Japan nuclear crisis firm TEPCO removed from sustainability indices

Deleted over environmental management and health & safety failings

Tokyo Electric Power Company (TEPCO), the company at the centre of the Fukushima nuclear crisis in Japan, has been removed from three Dow Jones sustainability indices as of today.
A review has found a “significant reduction” in the company’s sustainability rating due to multiple failings of environmental management systems and occupational health & safety. The plant in eastern Japan was crippled by an earthquake and ensuing tsunami on March 11.
TEPCO has been axed from the regional DJSI Asia Pacific, DJSI Asia Pacific 40 and the DJSI Japan 40 indices by DJSI’s index design committee. The company had been a constituent since 2009.In total more than $8bn assets are managed under Dow Jones’ sustainable indices.

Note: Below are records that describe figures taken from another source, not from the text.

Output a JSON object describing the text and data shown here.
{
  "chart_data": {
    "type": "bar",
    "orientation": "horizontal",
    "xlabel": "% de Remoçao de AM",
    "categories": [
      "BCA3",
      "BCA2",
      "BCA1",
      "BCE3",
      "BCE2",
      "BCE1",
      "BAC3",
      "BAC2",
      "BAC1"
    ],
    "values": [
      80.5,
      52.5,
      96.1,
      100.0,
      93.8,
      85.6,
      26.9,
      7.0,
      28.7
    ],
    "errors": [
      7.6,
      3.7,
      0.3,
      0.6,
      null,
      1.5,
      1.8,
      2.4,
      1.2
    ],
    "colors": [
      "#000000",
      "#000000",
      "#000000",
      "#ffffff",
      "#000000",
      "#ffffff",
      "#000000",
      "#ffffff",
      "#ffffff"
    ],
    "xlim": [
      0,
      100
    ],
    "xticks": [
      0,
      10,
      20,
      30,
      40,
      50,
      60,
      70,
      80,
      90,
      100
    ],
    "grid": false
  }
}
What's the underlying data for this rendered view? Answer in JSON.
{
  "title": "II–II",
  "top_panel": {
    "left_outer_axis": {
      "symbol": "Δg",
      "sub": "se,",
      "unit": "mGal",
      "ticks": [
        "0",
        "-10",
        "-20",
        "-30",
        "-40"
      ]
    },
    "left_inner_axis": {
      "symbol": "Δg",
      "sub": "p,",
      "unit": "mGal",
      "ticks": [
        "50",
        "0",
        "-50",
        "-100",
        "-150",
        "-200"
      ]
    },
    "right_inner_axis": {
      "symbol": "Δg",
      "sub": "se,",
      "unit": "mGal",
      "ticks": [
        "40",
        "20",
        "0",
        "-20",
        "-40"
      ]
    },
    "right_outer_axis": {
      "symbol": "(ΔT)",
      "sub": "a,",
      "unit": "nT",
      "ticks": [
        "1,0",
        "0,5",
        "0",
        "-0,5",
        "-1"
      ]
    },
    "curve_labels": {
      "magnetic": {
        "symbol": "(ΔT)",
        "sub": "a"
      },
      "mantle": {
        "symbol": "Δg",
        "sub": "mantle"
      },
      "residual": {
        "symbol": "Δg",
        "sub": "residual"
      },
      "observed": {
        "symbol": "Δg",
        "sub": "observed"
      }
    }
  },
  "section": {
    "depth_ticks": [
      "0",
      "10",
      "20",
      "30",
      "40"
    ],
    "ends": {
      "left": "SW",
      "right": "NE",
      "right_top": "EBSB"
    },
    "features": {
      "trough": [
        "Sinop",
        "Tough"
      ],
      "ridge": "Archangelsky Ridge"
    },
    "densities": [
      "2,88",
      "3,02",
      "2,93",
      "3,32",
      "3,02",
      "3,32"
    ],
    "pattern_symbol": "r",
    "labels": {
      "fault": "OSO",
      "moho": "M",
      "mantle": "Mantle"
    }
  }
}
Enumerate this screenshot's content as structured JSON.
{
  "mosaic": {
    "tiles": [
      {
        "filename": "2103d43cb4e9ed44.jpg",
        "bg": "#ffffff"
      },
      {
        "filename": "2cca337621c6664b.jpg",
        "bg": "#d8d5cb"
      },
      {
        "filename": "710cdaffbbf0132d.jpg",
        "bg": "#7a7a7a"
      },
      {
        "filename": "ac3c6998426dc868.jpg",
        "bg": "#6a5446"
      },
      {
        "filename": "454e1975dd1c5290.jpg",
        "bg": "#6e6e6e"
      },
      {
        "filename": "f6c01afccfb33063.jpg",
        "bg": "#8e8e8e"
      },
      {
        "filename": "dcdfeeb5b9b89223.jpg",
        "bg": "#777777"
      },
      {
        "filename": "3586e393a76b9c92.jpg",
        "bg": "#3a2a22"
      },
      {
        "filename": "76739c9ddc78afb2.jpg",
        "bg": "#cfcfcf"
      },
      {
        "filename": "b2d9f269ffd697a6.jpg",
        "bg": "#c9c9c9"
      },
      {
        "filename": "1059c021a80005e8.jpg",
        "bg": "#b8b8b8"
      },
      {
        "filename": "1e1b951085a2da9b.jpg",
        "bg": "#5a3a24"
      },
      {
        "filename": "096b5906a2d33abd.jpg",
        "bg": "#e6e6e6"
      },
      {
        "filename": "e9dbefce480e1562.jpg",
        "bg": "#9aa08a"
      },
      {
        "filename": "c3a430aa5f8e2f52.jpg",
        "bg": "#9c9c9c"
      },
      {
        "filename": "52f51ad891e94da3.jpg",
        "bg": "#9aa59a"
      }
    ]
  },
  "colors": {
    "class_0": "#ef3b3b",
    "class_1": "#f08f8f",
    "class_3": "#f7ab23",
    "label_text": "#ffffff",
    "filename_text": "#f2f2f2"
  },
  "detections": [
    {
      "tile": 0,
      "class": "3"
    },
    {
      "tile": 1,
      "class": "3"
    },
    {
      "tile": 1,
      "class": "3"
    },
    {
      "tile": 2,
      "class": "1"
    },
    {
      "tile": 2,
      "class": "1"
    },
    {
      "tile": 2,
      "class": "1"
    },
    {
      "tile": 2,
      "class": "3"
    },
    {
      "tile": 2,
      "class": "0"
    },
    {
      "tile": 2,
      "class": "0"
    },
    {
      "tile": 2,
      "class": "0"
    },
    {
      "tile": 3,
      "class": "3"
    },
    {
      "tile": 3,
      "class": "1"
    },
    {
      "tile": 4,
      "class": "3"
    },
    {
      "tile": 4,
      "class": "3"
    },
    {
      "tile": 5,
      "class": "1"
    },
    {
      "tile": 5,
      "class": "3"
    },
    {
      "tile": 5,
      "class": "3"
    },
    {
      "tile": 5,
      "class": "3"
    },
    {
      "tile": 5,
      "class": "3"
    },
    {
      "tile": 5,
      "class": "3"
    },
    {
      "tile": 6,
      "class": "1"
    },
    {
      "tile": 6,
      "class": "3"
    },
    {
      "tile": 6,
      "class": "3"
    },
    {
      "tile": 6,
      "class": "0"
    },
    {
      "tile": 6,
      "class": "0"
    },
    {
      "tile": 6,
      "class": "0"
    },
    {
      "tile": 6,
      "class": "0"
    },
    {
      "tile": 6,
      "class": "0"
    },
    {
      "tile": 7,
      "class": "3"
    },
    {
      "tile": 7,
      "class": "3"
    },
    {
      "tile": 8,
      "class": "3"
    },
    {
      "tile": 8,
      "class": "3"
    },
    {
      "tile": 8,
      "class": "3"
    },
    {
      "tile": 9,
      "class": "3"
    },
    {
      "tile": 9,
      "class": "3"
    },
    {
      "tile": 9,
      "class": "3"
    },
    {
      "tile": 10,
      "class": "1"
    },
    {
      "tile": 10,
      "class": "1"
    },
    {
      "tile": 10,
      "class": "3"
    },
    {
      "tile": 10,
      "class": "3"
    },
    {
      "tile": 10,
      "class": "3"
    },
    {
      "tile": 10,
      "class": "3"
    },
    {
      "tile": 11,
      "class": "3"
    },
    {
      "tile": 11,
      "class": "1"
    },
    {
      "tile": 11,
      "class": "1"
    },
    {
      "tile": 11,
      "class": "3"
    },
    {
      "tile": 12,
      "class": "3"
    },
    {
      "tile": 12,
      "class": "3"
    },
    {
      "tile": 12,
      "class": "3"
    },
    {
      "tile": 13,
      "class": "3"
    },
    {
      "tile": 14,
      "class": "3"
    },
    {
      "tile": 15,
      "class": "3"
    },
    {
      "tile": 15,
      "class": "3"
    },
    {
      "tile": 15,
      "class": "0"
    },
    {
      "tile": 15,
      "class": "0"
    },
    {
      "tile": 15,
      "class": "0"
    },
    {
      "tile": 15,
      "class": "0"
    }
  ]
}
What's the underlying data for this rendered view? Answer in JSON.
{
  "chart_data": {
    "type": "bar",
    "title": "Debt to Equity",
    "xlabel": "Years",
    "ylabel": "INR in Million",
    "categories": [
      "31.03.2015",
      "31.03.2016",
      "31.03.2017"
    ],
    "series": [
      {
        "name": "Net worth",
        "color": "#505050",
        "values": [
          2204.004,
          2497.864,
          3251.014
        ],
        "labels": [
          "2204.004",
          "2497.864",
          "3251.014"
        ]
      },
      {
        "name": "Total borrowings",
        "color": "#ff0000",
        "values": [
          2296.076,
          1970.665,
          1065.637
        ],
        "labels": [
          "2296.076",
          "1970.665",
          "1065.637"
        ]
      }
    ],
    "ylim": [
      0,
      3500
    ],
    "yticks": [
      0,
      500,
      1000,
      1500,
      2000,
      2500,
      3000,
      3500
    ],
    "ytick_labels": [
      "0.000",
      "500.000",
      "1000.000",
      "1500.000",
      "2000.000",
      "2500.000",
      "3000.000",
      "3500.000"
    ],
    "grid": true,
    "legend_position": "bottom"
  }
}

The exclusion comes as Japan’s government agreed to set up a fund and issue bonds to help TEPCO compensate victims of the crisis and avoid financial collapse.
Dow Jones’ partner in the indices, Swiss asset management house SAM, hosted a webinar on the Japan crisis in March, which is available here

The 2010 annual review of the DJSI saw 48 companies added and 46 deleted, the biggest being Toyota Motor, Royal Dutch Shell and UniCredit.

In March this year, Shell severed the link between executive bonuses and the DJSI after it was dropped from the index.